Although I was eventually given a free dessert by the manager, it is lapses in service like this that are deeply off-putting. While the oversight may not have been intentional, an unfortunate, nagging doubt is created that we, for some reason, were not worthy of attention.

Thankfully, the food arrived eventually, and unpleasant thoughts were put aside in order to concentrate on more important matters: eating. S had a pasta dish, which turned out to be ventagli pasta served with button mushrooms and a chicken ragu. Ventagli is not a pasta you see very often, and it was cooked nicely al dente, its undulating edges helping to catch the scant sauce.

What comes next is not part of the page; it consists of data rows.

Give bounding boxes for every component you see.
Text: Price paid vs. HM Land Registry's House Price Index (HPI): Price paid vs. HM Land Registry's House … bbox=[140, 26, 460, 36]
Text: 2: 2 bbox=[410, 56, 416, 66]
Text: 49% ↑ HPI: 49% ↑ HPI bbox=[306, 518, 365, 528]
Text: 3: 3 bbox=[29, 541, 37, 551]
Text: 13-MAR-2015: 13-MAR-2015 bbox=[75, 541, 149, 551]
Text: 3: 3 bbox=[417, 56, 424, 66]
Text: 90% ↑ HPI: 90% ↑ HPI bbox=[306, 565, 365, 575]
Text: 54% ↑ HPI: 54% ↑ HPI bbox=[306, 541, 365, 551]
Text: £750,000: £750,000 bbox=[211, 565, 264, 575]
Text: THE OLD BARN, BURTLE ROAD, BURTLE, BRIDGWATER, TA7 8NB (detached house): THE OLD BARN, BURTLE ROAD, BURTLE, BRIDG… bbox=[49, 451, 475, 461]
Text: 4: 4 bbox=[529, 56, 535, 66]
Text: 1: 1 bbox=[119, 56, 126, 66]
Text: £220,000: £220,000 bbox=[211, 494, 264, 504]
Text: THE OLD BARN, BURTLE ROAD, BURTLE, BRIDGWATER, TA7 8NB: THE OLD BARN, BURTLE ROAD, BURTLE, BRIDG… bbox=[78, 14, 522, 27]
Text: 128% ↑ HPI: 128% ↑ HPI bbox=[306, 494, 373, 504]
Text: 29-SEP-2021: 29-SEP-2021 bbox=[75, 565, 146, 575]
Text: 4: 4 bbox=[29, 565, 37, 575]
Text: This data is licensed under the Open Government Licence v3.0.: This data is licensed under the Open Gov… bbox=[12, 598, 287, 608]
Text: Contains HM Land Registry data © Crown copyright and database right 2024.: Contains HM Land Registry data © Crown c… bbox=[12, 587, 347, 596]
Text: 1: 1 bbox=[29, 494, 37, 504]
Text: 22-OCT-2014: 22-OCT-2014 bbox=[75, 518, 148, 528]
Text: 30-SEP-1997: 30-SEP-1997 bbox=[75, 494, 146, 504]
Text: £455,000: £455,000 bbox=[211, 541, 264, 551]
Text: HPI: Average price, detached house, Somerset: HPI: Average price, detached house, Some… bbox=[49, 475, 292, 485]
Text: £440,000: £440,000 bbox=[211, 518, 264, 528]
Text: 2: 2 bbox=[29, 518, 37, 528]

I decided to have something equally substantial, as I was somewhat hungry after the wait for the food. My mushroom risotto was a little underdone, as the rice grains were a bit too firm and hadn't yet melded lusciously into each other. Other than that, however, the risotto was fairly enjoyable, and came in a sufficiently sizeable portion that I felt full for quite a while after.

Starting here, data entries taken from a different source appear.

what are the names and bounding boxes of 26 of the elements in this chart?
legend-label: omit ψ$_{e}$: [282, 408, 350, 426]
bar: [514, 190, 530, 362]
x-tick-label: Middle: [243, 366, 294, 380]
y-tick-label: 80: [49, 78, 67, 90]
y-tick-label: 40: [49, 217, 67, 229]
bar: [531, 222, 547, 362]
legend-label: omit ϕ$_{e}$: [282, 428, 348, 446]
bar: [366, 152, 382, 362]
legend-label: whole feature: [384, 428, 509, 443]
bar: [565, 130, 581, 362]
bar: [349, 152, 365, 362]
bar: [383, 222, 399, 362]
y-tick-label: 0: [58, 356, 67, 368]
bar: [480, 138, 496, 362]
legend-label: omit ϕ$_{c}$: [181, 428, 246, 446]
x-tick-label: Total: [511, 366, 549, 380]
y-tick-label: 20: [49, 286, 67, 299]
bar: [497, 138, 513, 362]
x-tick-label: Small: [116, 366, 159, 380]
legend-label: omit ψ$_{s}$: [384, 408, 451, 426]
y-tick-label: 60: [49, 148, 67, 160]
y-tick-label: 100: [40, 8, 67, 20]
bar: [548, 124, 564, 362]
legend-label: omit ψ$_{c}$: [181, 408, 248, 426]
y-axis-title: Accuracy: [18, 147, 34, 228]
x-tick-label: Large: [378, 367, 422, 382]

Alas, my quest for the perfect chocolate milkshake goes unsatisfied: the offering from Jones was a milky, thin affair, with an obligatory squirt of chocolate sauce. Although topped with a scoop of chocolate ice cream, the ice cream wasn't dark or rich enough, and hadn't been adequately blended into the milk.

My lunch at Jones the Grocer was blighted with more misses than hits, and given its mainly expatriate clientele, prices are not exactly low. It seems, therefore, that the cue should be taken from the name: visit for groceries, rather than for a meal.

Jones the Grocer
#01-12 Dempsey Hill
9 Dempsey Road
Tel: +65 6476 1512


xiix said...

The simplest thing to do is: blog it, mouth it, boycott it.

Seriously, nobody should put up with bad service, there is no need for it. Be it black, white, yellow, pink, colours of the rainbow.

They could be doing tasty things to plain water, but if the service is below par, forget about it!

Anonymous said...

I was at Jones the Grocer recently, and I would say that I didnt not find such "discrimintation" though I find it justified if you feel "overlooked" To be on the fair side, sometimes it is what we order that makes the difference I guess, I know a good risotto takes time, and perhaps the other table just ordered a salad or something? Good food is worth waiting for, I say. I had a very good meal there.